А та, разве, лучше? День за днём хожу по закоулкам, де обитают немощные, голодные, безработные люди, — лежат, едва шевелятся, и ждут разве что божьей милости, потому что человеческой жалости уже давно перестали ждать. А теперь, вот, нам и плату урезали, и каждую неделю всё больше урезают — жить невозможно! Хлеб всё дорожает, а если в этом году не уродит, то нам всем сгинуть. Это обида, которую мы все терпим, что нас до костей гложет, а на кого её записать — и сам не знаю!…

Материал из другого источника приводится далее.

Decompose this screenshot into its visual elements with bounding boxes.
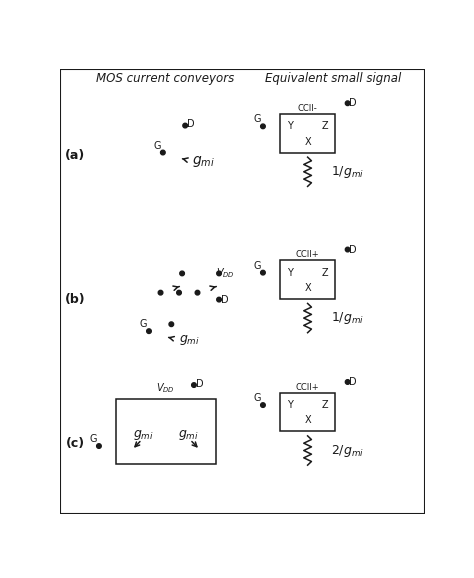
Circle shape (169, 322, 173, 327)
Text: $V_{DD}$: $V_{DD}$ (216, 266, 235, 280)
Circle shape (161, 150, 165, 155)
Text: $2/g_{mi}$: $2/g_{mi}$ (331, 443, 364, 458)
Text: CCII+: CCII+ (296, 383, 319, 392)
Bar (280, 260, 335, 299)
Text: G: G (253, 261, 261, 271)
Circle shape (195, 290, 200, 295)
Text: X: X (304, 137, 311, 147)
Circle shape (346, 247, 350, 252)
Text: Z: Z (322, 400, 328, 410)
Text: $V_{DD}$: $V_{DD}$ (156, 381, 175, 395)
Circle shape (191, 383, 196, 387)
Text: Y: Y (287, 400, 293, 410)
Text: D: D (349, 377, 357, 387)
Text: G: G (154, 140, 161, 151)
Text: D: D (221, 295, 229, 305)
Text: X: X (304, 283, 311, 293)
Bar (280, 393, 335, 431)
Text: $g_{mi}$: $g_{mi}$ (178, 428, 199, 442)
Text: G: G (89, 434, 97, 444)
Text: Z: Z (322, 268, 328, 277)
Text: X: X (304, 416, 311, 425)
Text: MOS current conveyors: MOS current conveyors (96, 72, 235, 85)
Text: Equivalent small signal: Equivalent small signal (265, 72, 401, 85)
Text: CCII-: CCII- (298, 104, 318, 113)
Circle shape (261, 271, 265, 275)
Text: CCII+: CCII+ (296, 250, 319, 260)
Circle shape (180, 271, 184, 276)
Text: (b): (b) (65, 293, 85, 306)
Circle shape (183, 123, 188, 128)
Text: D: D (196, 379, 204, 388)
Text: Y: Y (287, 121, 293, 131)
Text: (a): (a) (65, 150, 85, 162)
Text: D: D (349, 244, 357, 254)
Circle shape (177, 290, 182, 295)
Text: $g_{mi}$: $g_{mi}$ (192, 154, 215, 169)
Circle shape (217, 271, 221, 276)
Text: Y: Y (287, 268, 293, 277)
Circle shape (146, 329, 151, 334)
Text: Z: Z (322, 121, 328, 131)
Text: $g_{mi}$: $g_{mi}$ (179, 334, 200, 347)
Text: G: G (139, 319, 146, 329)
Text: $g_{mi}$: $g_{mi}$ (134, 428, 155, 442)
Text: (c): (c) (65, 437, 85, 450)
Text: $1/g_{mi}$: $1/g_{mi}$ (331, 310, 364, 326)
Circle shape (97, 444, 101, 449)
Circle shape (158, 290, 163, 295)
Circle shape (261, 403, 265, 407)
Bar (280, 114, 335, 153)
Circle shape (346, 101, 350, 106)
Text: D: D (349, 98, 357, 108)
Circle shape (261, 124, 265, 129)
Text: G: G (253, 114, 261, 124)
Bar (116, 399, 216, 464)
Text: G: G (253, 393, 261, 403)
Circle shape (217, 297, 221, 302)
Circle shape (346, 380, 350, 384)
Text: D: D (187, 119, 194, 129)
Text: $1/g_{mi}$: $1/g_{mi}$ (331, 164, 364, 180)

Старик произнёс это с необычной для него живостью, с дрожащими от волнения губами, а когда закончил — обвёл всех взглядом и остановился на угрюмом лице Андруся Басараба.
— Так, так, ты прав, побратим Стасюра, — закричали все присутствующие, — это наша общая обида: бедность, беспомощность, голод!
— А на кого же её записать? — повторил старик. — Что, терпеть её молча, ту великую, всеобщую обиду, и лишь отмечать мелкие, частные, что составляют ту большую?…
Андрусь Басараб смотрел на Стасюру и на всех побратимов сначала угрюмо и как будто безразлично, но потом на его лице засияло что-то — словно скрытая глубоко в душе радость. Он встал и выпрямился так, что головой чуть ли не упёрся в потолок маленькой хаты.
— Нет, и этой всеобщей обиды терпеть мы не будем, а если и придётся терпеть, то не смиренно, не тихо, как остриженная овца. Всякая обида должна быть наказана, всякая неправда должна быть отмщена — и здесь, на этом свете, потому что какого суда ждать на том свете — нам неведомо! И ты думаешь, будто отмечая все эти мелкие обиды, мы забываем про общую? Нет! Ведь каждая, даже самая малая обида, которую терпит рабочий человек, — это часть той общей народной обиды, что давит нас всех и гложет до кости. И когда придёт день нашего суда и нашей кары, ты думаешь, не отомстится тогда и наша великая обида?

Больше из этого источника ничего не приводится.